De "onsterfelijken" zijn de "zonen van God". Een Joodse engelenleer neemt deze exegese ook over, en zegt:

Een andere speciale groep engelen zijn de 70 "prinsen/vorsten der volken", aangesteld over elk van de 70 volken van de aarde. Zij worden in de Septuagint voor het eerst genoemd in Deuteronomium 32:8 - zonder dat hun aantal wordt vermeld - waaruit men kan afleiden dat men in die tijd dacht dat het aantal van alle engelen niet groter was dan het aantal volken.[vi]
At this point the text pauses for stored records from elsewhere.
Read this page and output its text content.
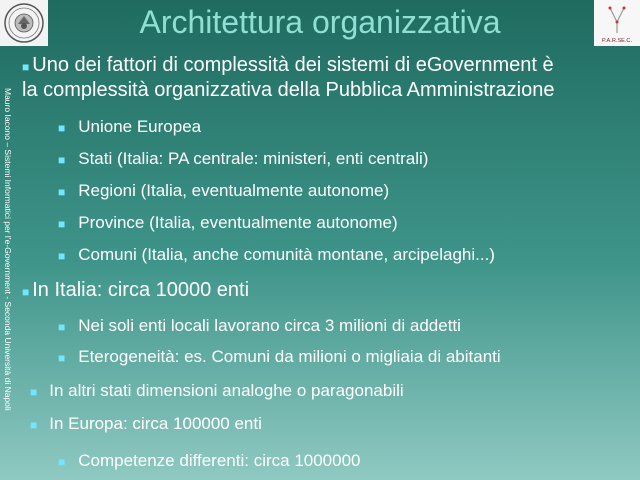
Architettura organizzativa
P.A.R.SE.C.
Mauro Iacono – Sistemi Informatici per l’e-Government - Seconda Università di Napoli
■ Uno dei fattori di complessità dei sistemi di eGovernment è
la complessità organizzativa della Pubblica Amministrazione
■ Unione Europea
■ Stati (Italia: PA centrale: ministeri, enti centrali)
■ Regioni (Italia, eventualmente autonome)
■ Province (Italia, eventualmente autonome)
■ Comuni (Italia, anche comunità montane, arcipelaghi...)
■ In Italia: circa 10000 enti
■ Nei soli enti locali lavorano circa 3 milioni di addetti
■ Eterogeneità: es. Comuni da milioni o migliaia di abitanti
■ In altri stati dimensioni analoghe o paragonabili
■ In Europa: circa 100000 enti
■ Competenze differenti: circa 1000000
In het oude Jodendom begreep men dat de verspreiding bij de toren van Babel niet alleen de verwarring van de talen met zich meebracht, maar ook Jahweh's onterving van de andere volken. God delegeerde de naties aan engelenheerschappij, zoals blijkt uit het pseudepigrafische boek Testament van Nephatali:

En vergeet de Heer, uw God, niet, de God uwer vaderen, Die onze vader Abraham verkoren heeft, toen de volkeren verdeeld waren in de tijd van Phaleg. Want in die tijd daalde de Heer, gezegend zij Hij, neer uit Zijn hoogste hemelen en bracht met Hem zeventig dienende engelen, Michaël aan hun hoofd. Hij gebood hun, de zeventig huisgezinnen, die uit de lendenen van Noach voortkwamen, zeventig talen te onderwijzen. Daarop daalden de engelen neer en deden overeenkomstig het bevel van hun Schepper. Maar de heilige taal, het Hebreeuws, bleef alleen in het huis van Sem en Eber, en in het huis van Abraham, onze vader, die een van hun nakomelingen is. (Testament van Nephatali 8:3-6)[vii]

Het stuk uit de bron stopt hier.